Figure 4: Comparative genomics and population structure of T. gondii.
figure 4

(a) Population genetic structure of T. gondii. Neighbour-net analysis based on genome-wide SNPs (802,764 common data points) from 62 isolates of T. gondii. Colour wheel indicates major clades of T. gondii. Haplogroup numbers are indicated within parenthesis based on previous designation. Pink names denote the representative strains. Scale bar, number of SNPs per site. (b) Pairwise comparison of SNPs between indicated strains to ME49 shown across 14 chromosomes. y axis=number of SNPs/10 kb window. (c) Chromosome painting of 62 T. gondii strains. Local admixture analyses were conducted on SNP blocks of size 1,000 on each of the 14 chromosomes. For each SNP block, local admixture was used to assign strains to a particular ancestral population. The shared inheritance of blocks across members reveals colour patterns that extend vertically in the plot. For example, several pink regions show strong vertical patterns bifurcating across multiple clades, although the dominant colour is not meant to imply origin. (d) Network of chromosome Ia (ChrIa) showing high conservation within most haplogroups (number) and clades. Monomorphic forms (Mono, 3′ Chimeric, 5′ Chimeric) are shared by most lineages, while a few strains are highly divergent. Scale bar, total number of changes. (e) Heatmap clustering of co-inheritance of shared blocks. The percentage of shared blocks between two strains was determined for all 62 × 62 pairwise strain comparisons (1,953 non-redundant comparisons): Scale bar, % shared blocks. Hierarchical clustering on percent shared blocks independently grouped the strains by clade.

Although the neighbour network permits visualization of gene flow along several pathways, it does not fully capture the extent or pattern of local genomic admixture among any given pair of strains. To illustrate this more directly, we generated pairwise SNP diversity plots for three of the haplogroups contained in clade D, comparing them to the reference strain ME49 (Fig. 4b). Strains like ARI (haplogroup 12), a sister group of type 2 that is also found in North America, contain large haploblocks that are similar to ME49 (60%), interspersed with regions that are divergent (Fig. 4b), consistent with previous findings that these two groups are closely related11. In contrast, TgCtPRC2 (haplogroup 13), which is a common clonal genotype in China41, shares fewer regions with ME49 (40%) and COUG (haplogroup 11), which represents a rare North American lineage found in wild animals, showed almost no conserved regions with ME49 (<1%) (Fig. 4b). Thus although members of a common clade contain distinct genomic patterns that have arisen by different evolutionary paths, it is striking that many share large conserved haploblocks across their genomes.

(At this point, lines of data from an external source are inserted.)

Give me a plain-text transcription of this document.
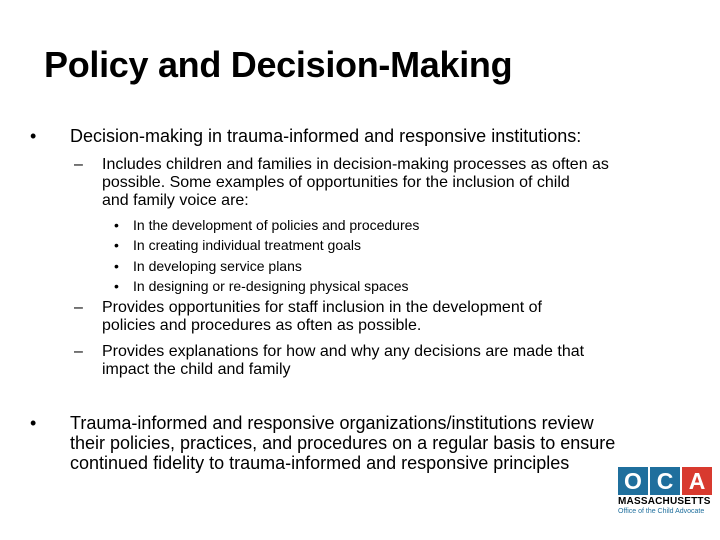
Policy and Decision-Making
• Decision-making in trauma-informed and responsive institutions:
– Includes children and families in decision-making processes as often as
possible. Some examples of opportunities for the inclusion of child
and family voice are:
• In the development of policies and procedures
• In creating individual treatment goals
• In developing service plans
• In designing or re-designing physical spaces
– Provides opportunities for staff inclusion in the development of
policies and procedures as often as possible.
– Provides explanations for how and why any decisions are made that
impact the child and family
• Trauma-informed and responsive organizations/institutions review
their policies, practices, and procedures on a regular basis to ensure
continued fidelity to trauma-informed and responsive principles
O C A
MASSACHUSETTS
Office of the Child Advocate
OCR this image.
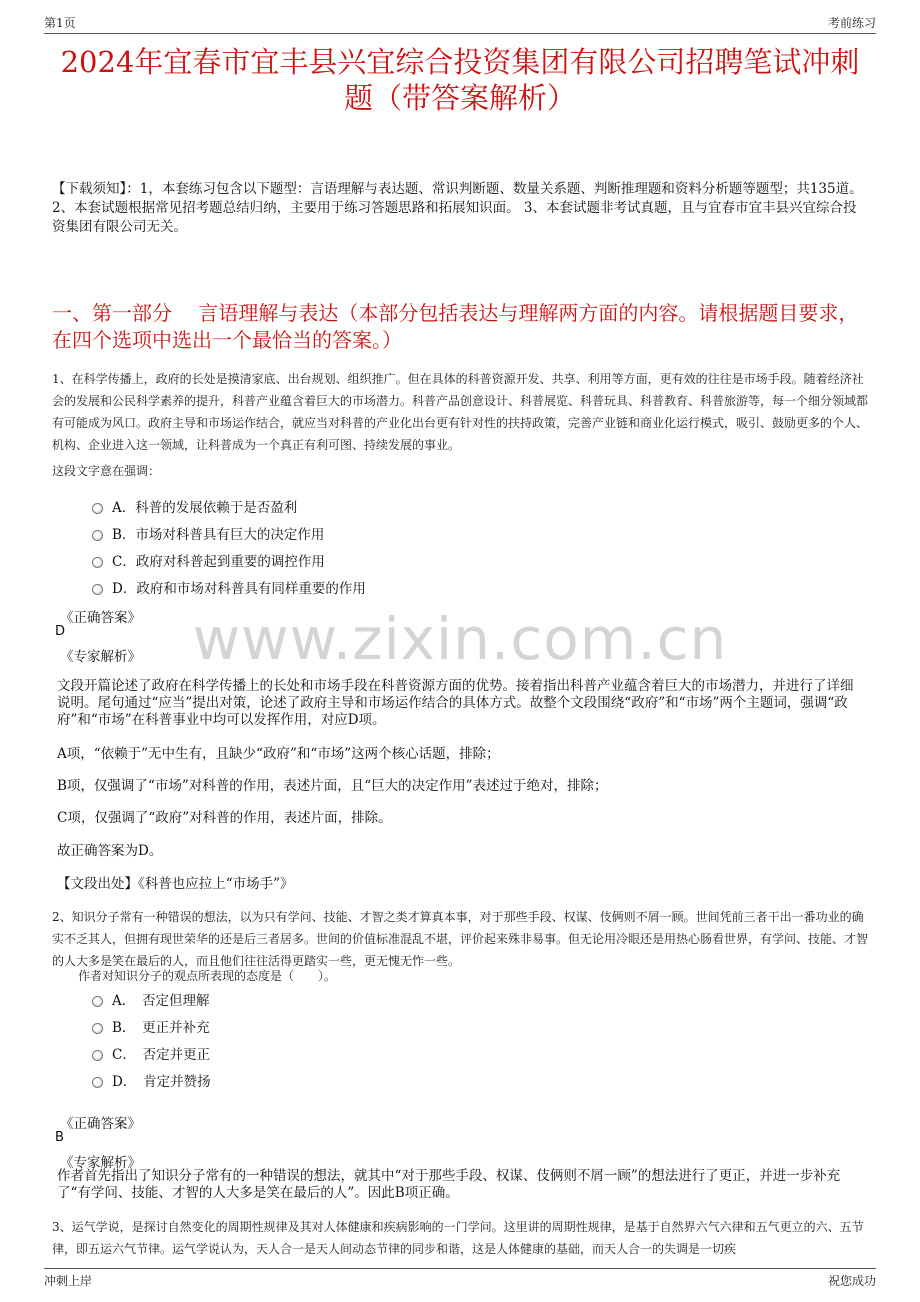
第1页	考前练习
2024年宜春市宜丰县兴宜综合投资集团有限公司招聘笔试冲刺题（带答案解析）
【下载须知】：1，本套练习包含以下题型：言语理解与表达题、常识判断题、数量关系题、判断推理题和资料分析题等题型；共135道。 2、本套试题根据常见招考题总结归纳，主要用于练习答题思路和拓展知识面。 3、本套试题非考试真题，且与宜春市宜丰县兴宜综合投资集团有限公司无关。
一、第一部分　 言语理解与表达（本部分包括表达与理解两方面的内容。请根据题目要求，在四个选项中选出一个最恰当的答案。）
www.zixin.com.cn
1、在科学传播上，政府的长处是摸清家底、出台规划、组织推广。但在具体的科普资源开发、共享、利用等方面，更有效的往往是市场手段。随着经济社会的发展和公民科学素养的提升，科普产业蕴含着巨大的市场潜力。科普产品创意设计、科普展览、科普玩具、科普教育、科普旅游等，每一个细分领域都有可能成为风口。政府主导和市场运作结合，就应当对科普的产业化出台更有针对性的扶持政策，完善产业链和商业化运行模式，吸引、鼓励更多的个人、机构、企业进入这一领域，让科普成为一个真正有利可图、持续发展的事业。
这段文字意在强调：
A．科普的发展依赖于是否盈利
B．市场对科普具有巨大的决定作用
C．政府对科普起到重要的调控作用
D．政府和市场对科普具有同样重要的作用
《正确答案》
D
《专家解析》
文段开篇论述了政府在科学传播上的长处和市场手段在科普资源方面的优势。接着指出科普产业蕴含着巨大的市场潜力，并进行了详细说明。尾句通过“应当”提出对策，论述了政府主导和市场运作结合的具体方式。故整个文段围绕“政府”和“市场”两个主题词，强调“政府”和“市场”在科普事业中均可以发挥作用，对应D项。
A项，“依赖于”无中生有，且缺少“政府”和“市场”这两个核心话题，排除；
B项，仅强调了“市场”对科普的作用，表述片面，且“巨大的决定作用”表述过于绝对，排除；
C项，仅强调了“政府”对科普的作用，表述片面，排除。
故正确答案为D。
【文段出处】《科普也应拉上“市场手”》
2、知识分子常有一种错误的想法，以为只有学问、技能、才智之类才算真本事，对于那些手段、权谋、伎俩则不屑一顾。世间凭前三者干出一番功业的确实不乏其人，但拥有现世荣华的还是后三者居多。世间的价值标准混乱不堪，评价起来殊非易事。但无论用冷眼还是用热心肠看世界，有学问、技能、才智的人大多是笑在最后的人，而且他们往往活得更踏实一些，更无愧无怍一些。
作者对知识分子的观点所表现的态度是（　　）。
A．　否定但理解
B．　更正并补充
C．　否定并更正
D．　肯定并赞扬
《正确答案》
B
《专家解析》
作者首先指出了知识分子常有的一种错误的想法，就其中“对于那些手段、权谋、伎俩则不屑一顾”的想法进行了更正，并进一步补充了“有学问、技能、才智的人大多是笑在最后的人”。因此B项正确。
3、运气学说，是探讨自然变化的周期性规律及其对人体健康和疾病影响的一门学问。这里讲的周期性规律，是基于自然界六气六律和五气更立的六、五节律，即五运六气节律。运气学说认为，天人合一是天人间动态节律的同步和谐，这是人体健康的基础，而天人合一的失调是一切疾
冲刺上岸	祝您成功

To better represent the shared ancestry across strains, we analysed local inheritance patterns using chromosome painting to reveal patterns of local admixture. When strains were aligned by clade, the presence of shared haploblocks across members was evident by common colour patterns (Fig. 4c, Supplementary Fig. 11). These shared regions represent chromosomal haploblocks that show a high degree of shared ancestry, in some cases eroding the boundaries of the clade structure. Noteworthy, this analysis also revealed patterns of local admixture that suggest the occurrence of genetic crosses among strains of different clades, likely favoured by their geographic proximity (Fig. 4c, Supplementary Fig. 11). Similar shared chromosomal haploblocks are also seen in average pairwise plots for SNPs among members of individual clades (Supplementary Fig. 12). Among the most strongly conserved haploblocks is chromosome Ia, which is shared across nearly all clades, with the exception of clades E and F (Fig. 4c,d, Supplementary Fig. 13). The basis for the widespread conservation of chromosome 1a (ref. 37) is uncertain, but recent studies suggest that it may be due to the enhanced transmission in domestic cats42.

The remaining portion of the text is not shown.